If we want, we can even look at all three graphs on the same plot:

matplotlib.pyplot.plot(numpy.mean(data, axis=0))
matplotlib.pyplot.plot(numpy.max(data, axis=0))
matplotlib.pyplot.plot(numpy.min(data, axis=0))
matplotlib.pyplot.show()

A line graph showing all three statistics across all patients over a 40-day period.

Importing libraries with shortcuts

In this lesson we use the import matplotlib.pyplot syntax to import the pyplot module of matplotlib. However, shortcuts such as import matplotlib.pyplot as plt are frequently used. Importing pyplot this way means that after the initial import, rather than writing matplotlib.pyplot.plot(...), you can now write plt.plot(...). Another common convention is to use the shortcut import numpy as np when importing the NumPy library. We then can write np.loadtxt(...) instead of numpy.loadtxt(...), for example.

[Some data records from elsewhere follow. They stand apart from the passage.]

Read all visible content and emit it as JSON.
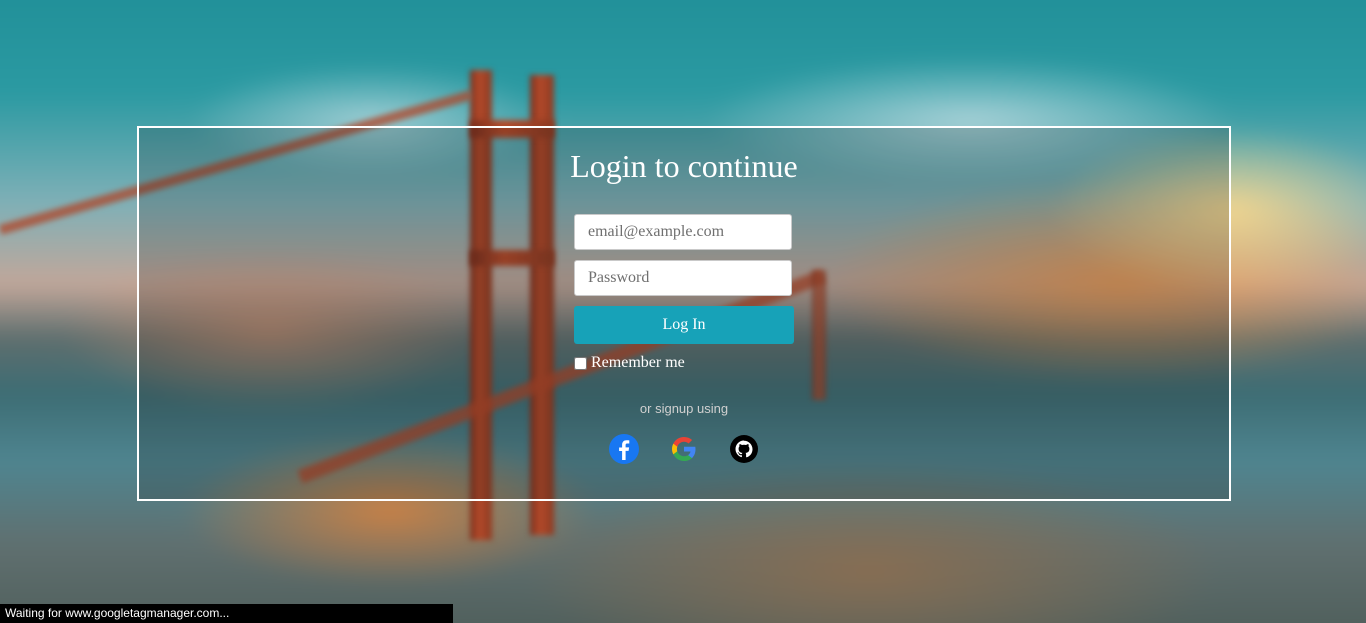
{
  "login": {
    "title": "Login to continue",
    "email_placeholder": "email@example.com",
    "email_value": "",
    "password_placeholder": "Password",
    "password_value": "",
    "login_button": "Log In",
    "remember_label": "Remember me",
    "remember_checked": false,
    "signup_text": "or signup using",
    "accent_color": "#17a2b8"
  },
  "social": {
    "providers": [
      {
        "name": "facebook-icon",
        "color": "#1877f2"
      },
      {
        "name": "google-icon",
        "colors": [
          "#4285f4",
          "#ea4335",
          "#fbbc05",
          "#34a853"
        ]
      },
      {
        "name": "github-icon",
        "color": "#000000"
      }
    ]
  },
  "browser": {
    "status_text": "Waiting for www.googletagmanager.com..."
  }
}
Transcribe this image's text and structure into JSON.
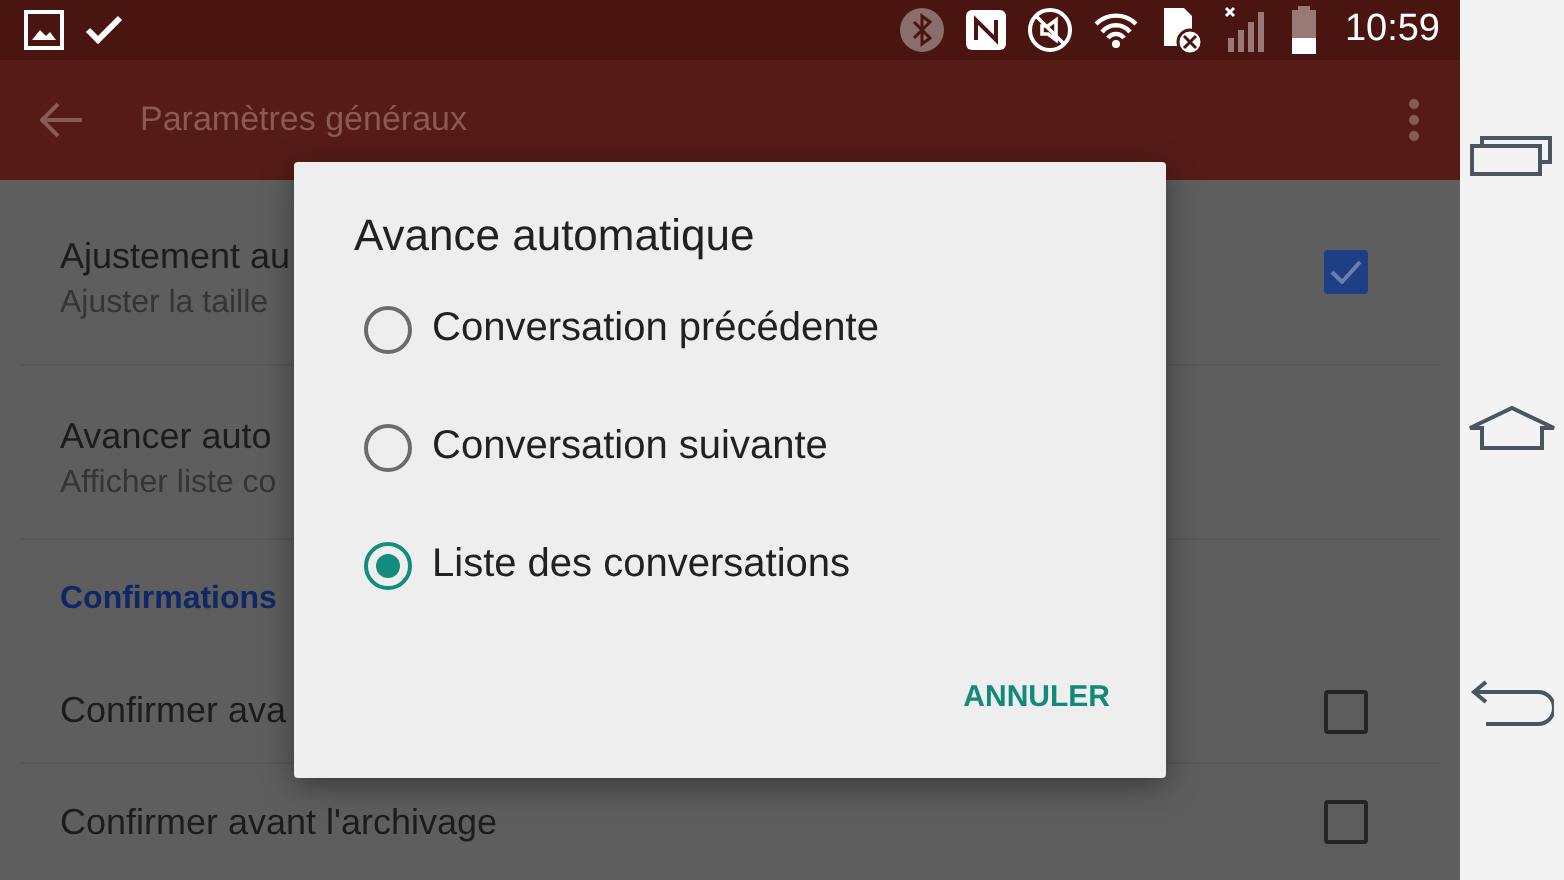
{
  "status_bar": {
    "time": "10:59"
  },
  "app_bar": {
    "title": "Paramètres généraux"
  },
  "settings": [
    {
      "kind": "checkbox",
      "title": "Ajustement au",
      "subtitle": "Ajuster la taille",
      "checked": true
    },
    {
      "kind": "plain",
      "title": "Avancer auto",
      "subtitle": "Afficher liste co"
    },
    {
      "kind": "header",
      "title": "Confirmations"
    },
    {
      "kind": "checkbox",
      "title": "Confirmer ava",
      "checked": false
    },
    {
      "kind": "checkbox",
      "title": "Confirmer avant l'archivage",
      "checked": false
    }
  ],
  "dialog": {
    "title": "Avance automatique",
    "options": [
      {
        "label": "Conversation précédente",
        "selected": false
      },
      {
        "label": "Conversation suivante",
        "selected": false
      },
      {
        "label": "Liste des conversations",
        "selected": true
      }
    ],
    "button": "ANNULER"
  }
}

Some people prefer these shortcuts as it is quicker to type and results in shorter lines of code - especially for libraries with long names! You will frequently see Python code online using a pyplot function with plt, or a NumPy function with np, and it’s because they’ve used this shortcut. It makes no difference which approach you choose to take, but you must be consistent as if you use import matplotlib.pyplot as plt then matplotlib.pyplot.plot(...) will not work, and you must use plt.plot(...) instead. Because of this, when working with other people it is important you agree on how libraries are imported.

Challenge: Make Your Own Plot

Create a plot showing the standard deviation (numpy.std) of the inflammation data for each day across all patients.

Solution
matplotlib.pyplot.plot(numpy.std(data, axis=0))
matplotlib.pyplot.show()

Keypoints

  • Use the pyplot module from the matplotlib library for creating simple visualizations.